Two travelling sinusoidal waves are described by the wave functions $y_1=10\sin [\pi (8x-1400t)]$
and $y_2=10\sin [\pi (8x-1400t-0.5)]$ where $x$, $y_1$, and $y_2$ are in metres and $t$ is in seconds. Which of the following option(s) is/are correct ?

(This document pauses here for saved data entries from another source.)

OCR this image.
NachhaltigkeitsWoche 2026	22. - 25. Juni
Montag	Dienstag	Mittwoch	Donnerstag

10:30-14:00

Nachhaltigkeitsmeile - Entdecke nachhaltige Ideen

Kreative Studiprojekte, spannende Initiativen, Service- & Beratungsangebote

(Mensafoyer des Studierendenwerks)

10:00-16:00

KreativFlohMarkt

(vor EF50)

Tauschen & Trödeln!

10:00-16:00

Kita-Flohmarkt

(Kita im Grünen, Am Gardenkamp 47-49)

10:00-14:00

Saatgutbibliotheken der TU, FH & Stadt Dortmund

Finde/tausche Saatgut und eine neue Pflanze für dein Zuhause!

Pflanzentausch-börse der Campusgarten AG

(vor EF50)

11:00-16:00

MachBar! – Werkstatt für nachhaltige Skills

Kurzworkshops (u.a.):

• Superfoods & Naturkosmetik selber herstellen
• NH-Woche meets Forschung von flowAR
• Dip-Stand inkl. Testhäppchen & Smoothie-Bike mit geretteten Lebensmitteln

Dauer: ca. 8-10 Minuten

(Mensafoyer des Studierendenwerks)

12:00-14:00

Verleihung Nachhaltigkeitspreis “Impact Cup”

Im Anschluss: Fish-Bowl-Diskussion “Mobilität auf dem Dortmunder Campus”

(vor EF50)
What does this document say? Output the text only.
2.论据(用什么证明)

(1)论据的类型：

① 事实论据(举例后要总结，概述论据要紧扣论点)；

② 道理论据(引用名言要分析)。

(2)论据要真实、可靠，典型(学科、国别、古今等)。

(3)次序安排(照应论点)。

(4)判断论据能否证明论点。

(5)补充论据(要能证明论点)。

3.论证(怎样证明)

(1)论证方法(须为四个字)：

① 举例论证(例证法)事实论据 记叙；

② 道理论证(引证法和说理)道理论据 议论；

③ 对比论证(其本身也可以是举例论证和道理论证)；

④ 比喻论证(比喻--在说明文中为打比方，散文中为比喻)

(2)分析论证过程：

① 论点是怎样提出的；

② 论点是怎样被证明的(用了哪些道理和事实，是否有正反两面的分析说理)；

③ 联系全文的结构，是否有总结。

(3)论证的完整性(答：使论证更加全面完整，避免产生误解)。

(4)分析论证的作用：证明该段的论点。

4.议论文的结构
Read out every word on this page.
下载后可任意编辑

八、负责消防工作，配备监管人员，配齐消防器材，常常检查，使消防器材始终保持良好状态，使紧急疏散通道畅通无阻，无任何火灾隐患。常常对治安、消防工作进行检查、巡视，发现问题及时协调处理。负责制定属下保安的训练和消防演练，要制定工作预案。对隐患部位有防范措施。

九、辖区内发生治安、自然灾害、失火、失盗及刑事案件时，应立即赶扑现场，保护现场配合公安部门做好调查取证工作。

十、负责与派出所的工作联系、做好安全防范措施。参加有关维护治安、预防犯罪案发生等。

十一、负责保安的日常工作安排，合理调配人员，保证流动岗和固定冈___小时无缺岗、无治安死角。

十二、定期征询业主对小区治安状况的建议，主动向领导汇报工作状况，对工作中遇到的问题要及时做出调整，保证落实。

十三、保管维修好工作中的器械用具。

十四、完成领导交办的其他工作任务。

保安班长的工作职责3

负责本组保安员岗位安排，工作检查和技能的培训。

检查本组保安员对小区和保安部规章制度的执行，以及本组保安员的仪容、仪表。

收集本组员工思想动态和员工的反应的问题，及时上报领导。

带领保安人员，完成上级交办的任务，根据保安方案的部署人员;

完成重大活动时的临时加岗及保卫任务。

• A. Amplitude of the resultant wave is $10\sqrt{2}m$
• B. Frequency of the resultant wave is $700$ $Hz$
• C. Time period of the resultant wave is $0.1$ $s$
• D. None of these

Answer 1

Answer: (A), (B)

Frequency of the resultant wave is $700$ $Hz$

Given wave functions are
$y_1=10\sin [\pi (8x-1400t)].....\left(1\right)$
$y_2=10\sin [\pi (8x-1400t-0.5)]......\left(2\right)$
Comparing these with the general equation,
$y=A\sin (kx-\omega t+\varphi )$
Phase difference between $\left(1\right)$ and $\left(2\right)$ is given by $\varphi =\frac{\pi }{2}$

Now, according to the principle of superposition, the resultant wave function will be :
$\overrightarrow{y}={\overrightarrow{y}}_1+{\overrightarrow{y}}_2$
From $\left(1\right)$ and $\left(2\right)$, we can conclude that the waves are moving in the same direction, so we can write the above equation as
$y_r=y_1+y_2$
$\Rightarrow y_r=2A_0\cos \left(\frac{\varphi }{2}\right)\sin (kx-\omega t-\frac{\varphi }{2})$
Using the given data,
$y_r=(2\times 10)\cos \left(\frac{\pi }{4}\right)\sin [\pi (8x-1400t)-\frac{\pi }{4}]$
$\Rightarrow y_r=10\sqrt{2}\sin [\pi (8x-1400t)-\frac{\pi }{4}]$

So, Resultant amplitude $A_r=10\sqrt{2}\text{m}$
Resultant Angular frequency ${\omega }_r=1400\pi$
Frequency of resultant wave $f=\frac{1400\pi }{2\pi }=700\text{Hz}$
$\therefore$ Time period $\left(T\right)=\frac{1}{f}=\frac{1}{700}=0.0014\text{sec}$

Thus, options (a) and (b) are the correct answers.